You start by entering information about the design in the launch window. Then you can modify the assumed model and specify which effects not included in the model are of potential interest. Based on your specifications, the Design Evaluation platform then provides a number of ways to evaluate the properties of the generated design:

Gives efficiency measures for your design.

An experiment was conducted to explore the effect of three factors (Silica, Sulfur, and Silane) on tennis ball bounciness (Stretch). The goal of the experiment is to develop a predictive model for Stretch. A 15-run Box-Behnken design was selected using the Response Surface Design platform. After the experiment, the researcher learned that the two runs where Silica = 0.7 and Silane = 50 were not processed correctly. These runs could not be included in the analysis of the data.

Use the Evaluate Design platform to assess the impact of not including those two runs. Obtain diagnostics for the intended 15-run design and compare these to the actual 13-run design that is missing the two runs.

Leave your Evaluate Design window for the intended design open.

Leave your Evaluate Design window for the actual design open.

Figure 15.2 shows both outlines, with the Design and Anticipated Responses outline closed.

The power values for the actual design are uniformly smaller than for the intended design. For Silica and Sulfur, the power of the tests in the intended design is almost twice the power in the actual design. For the Silica*Sulfur interaction, the power of the test in the actual design is 0.231, compared to 0.672 in the intended design. The actual design results in substantial loss of power in comparison with the intended design.

In each window, open the Estimation Efficiency outline.

In the actual design (right), the relative standard errors for all parameters either exceed or equal the standard errors for the intended design (left). For all except three of the non-intercept parameters, the relative standard errors in the actual design exceed those in the intended design.

The Fractional Increase in CI Length compares the length of a parameter’s confidence interval as given by the current design to the length of such an interval given by an ideal design of the same run size. The length of the confidence interval, and consequently the Fractional Increase in CI Length, is affected by the number of runs. See “Fractional Increase in CI Length”. Despite the reduction in run size, for the actual design, the terms Silane, Silica*Silane, and Sulfur*Silane have a smaller increase than for the intended design. This is because the two runs that were removed to define the actual design had Silane set to its center point. By removing these runs, the widths of the confidence intervals for these parameters more closely resemble those of an ideal orthogonal design, which has no center points.

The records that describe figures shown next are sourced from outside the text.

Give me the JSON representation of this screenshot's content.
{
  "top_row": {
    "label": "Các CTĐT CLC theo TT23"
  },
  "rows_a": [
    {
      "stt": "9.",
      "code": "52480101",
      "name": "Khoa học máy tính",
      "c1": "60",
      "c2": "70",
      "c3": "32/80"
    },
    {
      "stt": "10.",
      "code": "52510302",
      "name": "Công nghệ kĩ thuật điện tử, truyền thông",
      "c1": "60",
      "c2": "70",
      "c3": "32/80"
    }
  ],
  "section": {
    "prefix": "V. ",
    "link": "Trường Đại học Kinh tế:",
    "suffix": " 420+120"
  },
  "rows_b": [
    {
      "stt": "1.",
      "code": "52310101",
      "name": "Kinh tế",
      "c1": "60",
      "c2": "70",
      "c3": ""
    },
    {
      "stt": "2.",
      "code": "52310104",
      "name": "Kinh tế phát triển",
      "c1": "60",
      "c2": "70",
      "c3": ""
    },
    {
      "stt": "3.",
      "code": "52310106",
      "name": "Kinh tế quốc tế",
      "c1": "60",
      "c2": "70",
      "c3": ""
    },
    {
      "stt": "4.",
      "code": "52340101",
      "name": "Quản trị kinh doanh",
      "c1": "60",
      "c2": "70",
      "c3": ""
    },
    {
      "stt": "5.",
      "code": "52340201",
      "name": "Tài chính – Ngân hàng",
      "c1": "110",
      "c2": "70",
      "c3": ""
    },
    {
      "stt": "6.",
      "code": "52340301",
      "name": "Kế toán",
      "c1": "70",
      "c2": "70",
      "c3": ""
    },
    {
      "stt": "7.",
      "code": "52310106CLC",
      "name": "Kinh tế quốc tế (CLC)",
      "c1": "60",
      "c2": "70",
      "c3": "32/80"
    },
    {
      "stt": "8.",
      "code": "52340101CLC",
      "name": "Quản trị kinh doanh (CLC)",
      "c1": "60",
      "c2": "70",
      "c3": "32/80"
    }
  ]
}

The absolute values of the correlations range from 0 (blue) to 1 (red). Hover over a cell to see the value of the absolute correlation. The color map for the actual design shows more absolute correlations that are large than does the color map for the intended design. For example, the correlation between Sulfur and Silica*Sulfur is < .0001 for the intended design, and 0.5774 for the actual design.

In each report, open the Design Diagnostics outline.

The intended design (left) has higher efficiency values and a lower average prediction variance than the actual design (right). The results of the Design Evaluation analysis indicate that the two lost runs have had a negative impact on the design.

Note that both the number of runs and the model matrix factor into the calculation of efficiency measures. In particular, the D-, G-, and A- efficiencies are calculated relative to the ideal design for the run size of the given design. It is not necessarily true that larger designs are more efficient than smaller designs. However, for a given number of factors, larger designs tend to have smaller Average Variance of Prediction values than do smaller designs. For details on how efficiency measures are defined, see “Design Diagnostics”.

For this example, you have constructed a definitive screening design to determine which of six factors have an effect on the yield of an extraction process. The data are given in the Extraction Data.jmp sample data table, located in the Design Experiment folder. Because the design is a definitive screening design, each factor has three levels. See the “Definitive Screening Designs” chapter.

You are interested in the power of tests to detect a strong quadratic effect. You consider a strong effect to be one whose magnitude is at least three times as large as the error variation.

Although the experiment studies six factors, effect sparsity suggests that only a small subset of factors is active. Consequently, you feel comfortable investigating power in a model based on a smaller number of factors. Also, past studies on a related process provide strong evidence to suggest that three of the factors, Propanol, Butanol, and pH, have negligible main effects, do not interact with other factors, and do not have quadratic effects. This leads you to believe that the likely model contains main, interaction, and quadratic effects only for Methanol, Ethanol, and Time. You decide to investigate power in the context of a three-factor response surface model.